Rio Tinto and its Kennecott subsidiaries don’t just want a community’s consent to develop a mining project, says Kennecott Exploration’s Matt Jeschke, “We want strong support. …We want people to say we’re better off because this company is here.”
Mining exploration companies which possess a clear strategy and vision of what their presence can do for a community “will go a long, long way” in obtaining community support for their mining project, he told a panel session at the Society of Mining, Metallurgy and Exploration (SME) conference Monday in Salt Lake City.
Exploration and mining companies seeking community consent for their project must learn to listen to stakeholders’ complaints about mining first, rather than spend community meetings defending the mining industry, he suggested.

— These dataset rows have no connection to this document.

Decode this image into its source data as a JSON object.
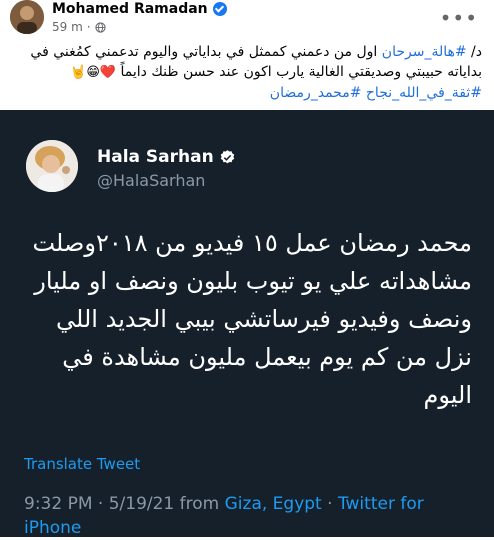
{
  "post": {
    "author": "Mohamed Ramadan",
    "time": "59 m",
    "separator": "·",
    "caption_prefix": "د/ ",
    "caption_tag1": "#هالة_سرحان",
    "caption_body": " اول من دعمني كممثل في بداياتي واليوم تدعمني كمُغني في بداياته حبيبتي وصديقتي الغالية يارب اكون عند حسن ظنك دايماً",
    "caption_emojis": "❤️😁🤘",
    "caption_tags2": "#ثقة_في_الله_نجاح #محمد_رمضان",
    "more_label": "•••"
  },
  "tweet": {
    "name": "Hala Sarhan",
    "handle": "@HalaSarhan",
    "text": "محمد رمضان عمل ١٥ فيديو من ٢٠١٨وصلت مشاهداته علي يو تيوب بليون ونصف او مليار ونصف  وفيديو فيرساتشي بيبي الجديد اللي نزل من كم يوم بيعمل مليون مشاهدة في اليوم",
    "translate": "Translate Tweet",
    "time": "9:32 PM · 5/19/21 from ",
    "location": "Giza, Egypt",
    "sep": " · ",
    "source": "Twitter for iPhone"
  },
  "colors": {
    "tweet_bg": "#15202b",
    "link": "#1d9bf0",
    "fb_blue": "#1877f2",
    "hashtag": "#216fdb"
  },
  "icons": [
    "verified-badge-icon",
    "globe-icon",
    "more-options-icon"
  ]
}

Jeschke advised that mining and exploration companies “need to think about what’s important to people.”
Seeking the public’s views and listening to their concerns involves citizens in the mining consent process, which he feels “is the best way” to change individual anti-mining perceptions, he asserted.

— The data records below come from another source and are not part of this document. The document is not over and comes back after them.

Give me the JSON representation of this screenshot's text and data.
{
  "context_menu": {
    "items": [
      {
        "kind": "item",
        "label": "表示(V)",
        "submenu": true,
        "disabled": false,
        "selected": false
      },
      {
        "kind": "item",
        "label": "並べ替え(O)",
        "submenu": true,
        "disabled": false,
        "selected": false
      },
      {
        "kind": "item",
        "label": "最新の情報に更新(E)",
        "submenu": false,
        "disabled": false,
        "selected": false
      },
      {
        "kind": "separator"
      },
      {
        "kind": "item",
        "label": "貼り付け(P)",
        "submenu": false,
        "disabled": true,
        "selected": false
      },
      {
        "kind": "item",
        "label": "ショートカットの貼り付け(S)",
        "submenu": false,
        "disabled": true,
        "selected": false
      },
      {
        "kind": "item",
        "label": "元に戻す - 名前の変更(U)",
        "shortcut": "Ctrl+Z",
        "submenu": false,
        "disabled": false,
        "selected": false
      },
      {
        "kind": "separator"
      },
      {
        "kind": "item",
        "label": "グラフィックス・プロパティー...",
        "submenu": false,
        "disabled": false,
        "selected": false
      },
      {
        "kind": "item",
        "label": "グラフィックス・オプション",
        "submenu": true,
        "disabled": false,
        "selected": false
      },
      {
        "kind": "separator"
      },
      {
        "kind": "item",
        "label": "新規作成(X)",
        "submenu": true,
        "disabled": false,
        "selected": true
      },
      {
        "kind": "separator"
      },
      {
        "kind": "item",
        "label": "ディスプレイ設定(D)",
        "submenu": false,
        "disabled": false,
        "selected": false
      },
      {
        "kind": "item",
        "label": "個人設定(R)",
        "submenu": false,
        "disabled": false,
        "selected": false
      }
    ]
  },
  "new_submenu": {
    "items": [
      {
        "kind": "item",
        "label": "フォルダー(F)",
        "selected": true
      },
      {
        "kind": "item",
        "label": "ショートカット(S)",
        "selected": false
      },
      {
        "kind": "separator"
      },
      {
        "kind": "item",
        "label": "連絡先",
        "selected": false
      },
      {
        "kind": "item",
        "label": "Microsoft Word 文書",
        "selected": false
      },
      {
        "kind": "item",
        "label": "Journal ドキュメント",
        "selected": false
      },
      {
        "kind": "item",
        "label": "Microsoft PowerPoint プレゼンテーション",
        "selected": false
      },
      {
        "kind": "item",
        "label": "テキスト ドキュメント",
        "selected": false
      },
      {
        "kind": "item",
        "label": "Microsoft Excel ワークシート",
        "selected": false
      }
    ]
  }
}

However, exploration companies should also not give communities too much hope that a particular project will actually become a mine that will benefit a local community, he suggested.
“We’re not a development agency,” he declared, adding that much too often a mining or exploration company will rush to build a school in a community that has no teachers and no budget to help support education.
Jeschke, who formerly worked for the Business Sustainable Roundtable (BSR) before joining Kennecott, cited Rio Tinto’s Diavik Diamonds as a company “that got it very right from the beginning. The diamond mining operation generated unprecedented business for aboriginal communities.
Meanwhile in Australia, Rio Tinto, the corporate parent of Kennecott has become the second largest employer of aboriginal people in Australia, he noted.